Today, many systems use user identification by voice, for example, Yandex smart speakers recognize the owner’s voice, and you can log into your WeChat account by saying a certain phrase. The developers of these and other services assume that a person’s voice is unique and that it is a reliable means of verifying one’s identity.

But systems for synthesizing the human voice are learning fast. The authors of the new work decided to check how well the algorithm adapts to a certain timbre and intonation. The authors proceeded from a situation in which the attacker has access to the victim’s voice samples in the form of publicly available audio or video recordings, as well as the ability to communicate with him live and record the speech.

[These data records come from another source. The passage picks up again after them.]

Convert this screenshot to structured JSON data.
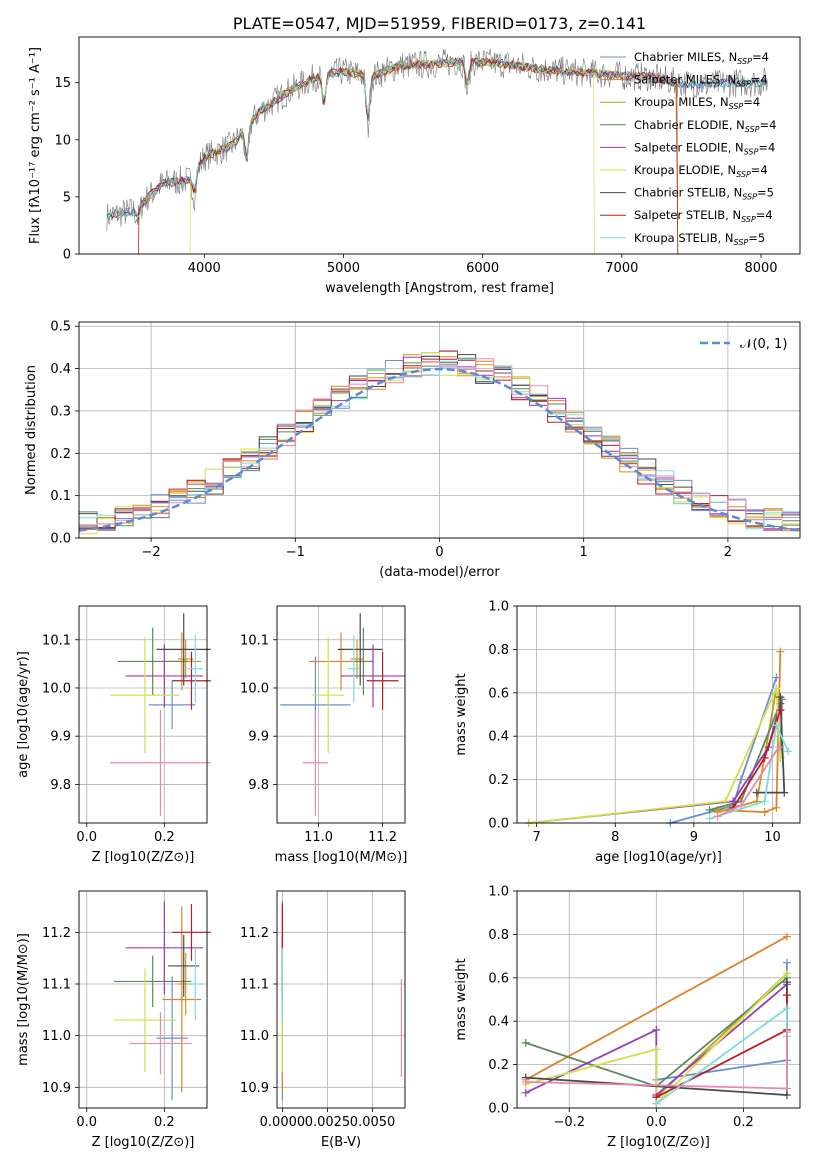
{
  "colors": [
    "#6b8fd6",
    "#e0822b",
    "#c89a1a",
    "#5a8a5a",
    "#9b3bb5",
    "#cfe04a",
    "#4a4a4a",
    "#b81c24",
    "#7fdada",
    "#e88ab0"
  ],
  "chart_data": [
    {
      "id": "spectrum",
      "type": "line",
      "title": "PLATE=0547, MJD=51959, FIBERID=0173, z=0.141",
      "xlabel": "wavelength [Angstrom, rest frame]",
      "ylabel": "Flux [fλ10⁻¹⁷ erg cm⁻² s⁻¹ A⁻¹]",
      "xlim": [
        3100,
        8280
      ],
      "ylim": [
        0,
        19
      ],
      "xticks": [
        4000,
        5000,
        6000,
        7000,
        8000
      ],
      "yticks": [
        0,
        5,
        10,
        15
      ],
      "legend": [
        "Chabrier MILES, N_SSP=4",
        "Salpeter MILES, N_SSP=4",
        "Kroupa MILES, N_SSP=4",
        "Chabrier ELODIE, N_SSP=4",
        "Salpeter ELODIE, N_SSP=4",
        "Kroupa ELODIE, N_SSP=4",
        "Chabrier STELIB, N_SSP=5",
        "Salpeter STELIB, N_SSP=4",
        "Kroupa STELIB, N_SSP=5"
      ],
      "legend_colors": [
        "#6b8fd6",
        "#e0822b",
        "#c89a1a",
        "#5a8a5a",
        "#9b3bb5",
        "#cfe04a",
        "#4a4a4a",
        "#b81c24",
        "#7fdada"
      ],
      "continuum": [
        [
          3300,
          3.3
        ],
        [
          3500,
          3.8
        ],
        [
          3700,
          6.2
        ],
        [
          3900,
          6.5
        ],
        [
          4000,
          8.5
        ],
        [
          4200,
          9.5
        ],
        [
          4400,
          12.5
        ],
        [
          4600,
          14.2
        ],
        [
          4800,
          15.5
        ],
        [
          5000,
          16.0
        ],
        [
          5200,
          15.5
        ],
        [
          5400,
          16.5
        ],
        [
          5600,
          16.6
        ],
        [
          5800,
          16.8
        ],
        [
          6000,
          16.8
        ],
        [
          6200,
          16.6
        ],
        [
          6400,
          16.2
        ],
        [
          6600,
          16.0
        ],
        [
          6800,
          15.8
        ],
        [
          7000,
          15.6
        ],
        [
          7200,
          15.5
        ],
        [
          7400,
          15.0
        ],
        [
          7600,
          14.8
        ],
        [
          7800,
          15.0
        ],
        [
          8000,
          15.0
        ],
        [
          8050,
          15.2
        ]
      ],
      "dips": [
        [
          3525,
          1.0
        ],
        [
          3930,
          2.0
        ],
        [
          4305,
          3.5
        ],
        [
          4860,
          3.0
        ],
        [
          5175,
          4.5
        ],
        [
          5890,
          2.5
        ]
      ]
    },
    {
      "id": "residuals",
      "type": "histogram",
      "xlabel": "(data-model)/error",
      "ylabel": "Normed distribution",
      "xlim": [
        -2.5,
        2.5
      ],
      "ylim": [
        0,
        0.51
      ],
      "xticks": [
        -2,
        -1,
        0,
        1,
        2
      ],
      "yticks": [
        0.0,
        0.1,
        0.2,
        0.3,
        0.4,
        0.5
      ],
      "legend": [
        "𝒩(0, 1)"
      ],
      "grid": true
    },
    {
      "id": "age-Z",
      "type": "scatter",
      "xlabel": "Z [log10(Z/Z⊙)]",
      "ylabel": "age  [log10(age/yr)]",
      "xlim": [
        -0.02,
        0.31
      ],
      "ylim": [
        9.72,
        10.17
      ],
      "xticks": [
        0.0,
        0.2
      ],
      "yticks": [
        9.8,
        9.9,
        10.0,
        10.1
      ],
      "points": [
        [
          0.22,
          9.965,
          0.06,
          0.05
        ],
        [
          0.245,
          10.055,
          0.05,
          0.06
        ],
        [
          0.255,
          10.06,
          0.02,
          0.04
        ],
        [
          0.17,
          10.055,
          0.09,
          0.07
        ],
        [
          0.2,
          10.025,
          0.1,
          0.065
        ],
        [
          0.15,
          9.985,
          0.09,
          0.12
        ],
        [
          0.25,
          10.08,
          0.07,
          0.075
        ],
        [
          0.27,
          10.015,
          0.05,
          0.06
        ],
        [
          0.28,
          10.04,
          0.02,
          0.07
        ],
        [
          0.19,
          9.845,
          0.13,
          0.11
        ]
      ]
    },
    {
      "id": "age-mass",
      "type": "scatter",
      "xlabel": "mass [log10(M/M⊙)]",
      "ylabel": "",
      "xlim": [
        10.87,
        11.27
      ],
      "ylim": [
        9.72,
        10.17
      ],
      "xticks": [
        11.0,
        11.2
      ],
      "yticks": [
        9.8,
        9.9,
        10.0,
        10.1
      ],
      "points": [
        [
          10.99,
          9.965,
          0.11,
          0.1
        ],
        [
          11.07,
          10.055,
          0.1,
          0.06
        ],
        [
          11.12,
          10.06,
          0.02,
          0.04
        ],
        [
          11.14,
          10.055,
          0.03,
          0.07
        ],
        [
          11.17,
          10.025,
          0.1,
          0.065
        ],
        [
          11.03,
          9.985,
          0.05,
          0.12
        ],
        [
          11.13,
          10.08,
          0.07,
          0.075
        ],
        [
          11.2,
          10.015,
          0.05,
          0.06
        ],
        [
          11.11,
          10.04,
          0.02,
          0.07
        ],
        [
          10.99,
          9.845,
          0.04,
          0.11
        ]
      ]
    },
    {
      "id": "weight-age",
      "type": "line",
      "xlabel": "age  [log10(age/yr)]",
      "ylabel": "mass weight",
      "xlim": [
        6.75,
        10.35
      ],
      "ylim": [
        0,
        1
      ],
      "xticks": [
        7,
        8,
        9,
        10
      ],
      "yticks": [
        0.0,
        0.2,
        0.4,
        0.6,
        0.8,
        1.0
      ],
      "series": [
        {
          "points": [
            [
              8.7,
              0
            ],
            [
              9.5,
              0.08
            ],
            [
              9.6,
              0.2
            ],
            [
              10.05,
              0.67
            ]
          ]
        },
        {
          "points": [
            [
              9.3,
              0.06
            ],
            [
              9.9,
              0.05
            ],
            [
              10.05,
              0.07
            ],
            [
              10.1,
              0.79
            ]
          ]
        },
        {
          "points": [
            [
              9.3,
              0.05
            ],
            [
              9.8,
              0.1
            ],
            [
              10.05,
              0.62
            ]
          ]
        },
        {
          "points": [
            [
              9.2,
              0.06
            ],
            [
              9.6,
              0.1
            ],
            [
              10.12,
              0.57
            ],
            [
              10.1,
              0.3
            ]
          ]
        },
        {
          "points": [
            [
              6.9,
              0
            ],
            [
              9.5,
              0.1
            ],
            [
              9.95,
              0.35
            ],
            [
              10.1,
              0.55
            ]
          ]
        },
        {
          "points": [
            [
              6.9,
              0
            ],
            [
              9.4,
              0.1
            ],
            [
              10.05,
              0.62
            ],
            [
              10.1,
              0.3
            ]
          ]
        },
        {
          "points": [
            [
              9.8,
              0.14
            ],
            [
              10.15,
              0.14
            ],
            [
              10.1,
              0.58
            ]
          ]
        },
        {
          "points": [
            [
              9.5,
              0.07
            ],
            [
              9.9,
              0.3
            ],
            [
              10.1,
              0.52
            ]
          ]
        },
        {
          "points": [
            [
              9.2,
              0.02
            ],
            [
              9.9,
              0.1
            ],
            [
              10.05,
              0.45
            ],
            [
              10.2,
              0.33
            ]
          ]
        },
        {
          "points": [
            [
              9.3,
              0.03
            ],
            [
              9.6,
              0.08
            ],
            [
              10.08,
              0.35
            ]
          ]
        }
      ]
    },
    {
      "id": "mass-Z",
      "type": "scatter",
      "xlabel": "Z [log10(Z/Z⊙)]",
      "ylabel": "mass [log10(M/M⊙)]",
      "xlim": [
        -0.02,
        0.31
      ],
      "ylim": [
        10.86,
        11.28
      ],
      "xticks": [
        0.0,
        0.2
      ],
      "yticks": [
        10.9,
        11.0,
        11.1,
        11.2
      ],
      "points": [
        [
          0.22,
          10.995,
          0.04,
          0.12
        ],
        [
          0.245,
          11.07,
          0.05,
          0.18
        ],
        [
          0.255,
          11.1,
          0.02,
          0.06
        ],
        [
          0.17,
          11.105,
          0.1,
          0.05
        ],
        [
          0.2,
          11.17,
          0.1,
          0.09
        ],
        [
          0.15,
          11.03,
          0.08,
          0.1
        ],
        [
          0.25,
          11.135,
          0.04,
          0.06
        ],
        [
          0.27,
          11.2,
          0.05,
          0.055
        ],
        [
          0.28,
          11.1,
          0.02,
          0.07
        ],
        [
          0.19,
          10.985,
          0.08,
          0.06
        ]
      ]
    },
    {
      "id": "mass-ebv",
      "type": "scatter",
      "xlabel": "E(B-V)",
      "ylabel": "",
      "xlim": [
        -0.0003,
        0.0068
      ],
      "ylim": [
        10.86,
        11.28
      ],
      "xticks": [
        0.0,
        0.0025,
        0.005
      ],
      "yticks": [
        10.9,
        11.0,
        11.1,
        11.2
      ],
      "ticklabels_x": [
        "0.0000",
        "0.0025",
        "0.0050"
      ],
      "points": [
        [
          0,
          10.995,
          0,
          0.12
        ],
        [
          0,
          11.07,
          0,
          0.18
        ],
        [
          0,
          11.1,
          0,
          0.06
        ],
        [
          0,
          11.105,
          0,
          0.05
        ],
        [
          0,
          11.17,
          0,
          0.09
        ],
        [
          0,
          11.03,
          0,
          0.1
        ],
        [
          0,
          11.135,
          0,
          0.06
        ],
        [
          0,
          11.2,
          0,
          0.055
        ],
        [
          0,
          11.1,
          0,
          0.07
        ],
        [
          0.0066,
          11.015,
          0,
          0.095
        ]
      ]
    },
    {
      "id": "weight-Z",
      "type": "line",
      "xlabel": "Z [log10(Z/Z⊙)]",
      "ylabel": "mass weight",
      "xlim": [
        -0.32,
        0.33
      ],
      "ylim": [
        0,
        1
      ],
      "xticks": [
        -0.2,
        0.0,
        0.2
      ],
      "yticks": [
        0.0,
        0.2,
        0.4,
        0.6,
        0.8,
        1.0
      ],
      "series": [
        {
          "points": [
            [
              0,
              0.13
            ],
            [
              0.3,
              0.22
            ],
            [
              0.3,
              0.67
            ]
          ]
        },
        {
          "points": [
            [
              -0.3,
              0.13
            ],
            [
              0.3,
              0.79
            ]
          ]
        },
        {
          "points": [
            [
              0,
              0.05
            ],
            [
              0.3,
              0.62
            ]
          ]
        },
        {
          "points": [
            [
              -0.3,
              0.3
            ],
            [
              0,
              0.1
            ],
            [
              0.3,
              0.6
            ]
          ]
        },
        {
          "points": [
            [
              -0.3,
              0.07
            ],
            [
              0,
              0.36
            ],
            [
              0,
              0.06
            ],
            [
              0.3,
              0.57
            ]
          ]
        },
        {
          "points": [
            [
              -0.3,
              0.11
            ],
            [
              0,
              0.27
            ],
            [
              0,
              0.02
            ],
            [
              0.3,
              0.62
            ]
          ]
        },
        {
          "points": [
            [
              -0.3,
              0.14
            ],
            [
              0.3,
              0.06
            ],
            [
              0.3,
              0.58
            ]
          ]
        },
        {
          "points": [
            [
              0,
              0.05
            ],
            [
              0.3,
              0.36
            ],
            [
              0.3,
              0.52
            ]
          ]
        },
        {
          "points": [
            [
              0,
              0.02
            ],
            [
              0.3,
              0.46
            ],
            [
              0.3,
              0.33
            ]
          ]
        },
        {
          "points": [
            [
              -0.3,
              0.12
            ],
            [
              0.3,
              0.09
            ],
            [
              0.3,
              0.35
            ]
          ]
        }
      ]
    }
  ]
}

The total length of the entire voice recording is no more than 5 minutes. Then, based on this data, the attacker could train the algorithm to the desired result. In this case, only publicly available algorithms could be used, the authors chose two: SV2TTS and AutoVC. To train the models, the authors used speech recordings of 90 people from three public datasets: VCTK, LibriSpeech, and SpeechAccent.

During testing, the SV2TTS model and the VCTK dataset proved to be the most successful. For Resemblyzer, the percentage of successful attacks was 50.5 ± 13.4%, for Azure – 29.5 ± 32%.

To test WeChat and the voice assistant Alexa, the researchers recruited 14 volunteers: first, they trained a model on their voice, and then tested the system on synthesized recordings. As a result, 9 out of 14 people managed to log into WeChat, and Alexa sooner or later managed to deceive everyone.

Also, when talking with the algorithm, a person could not distinguish a real voice from a fake one at 50%.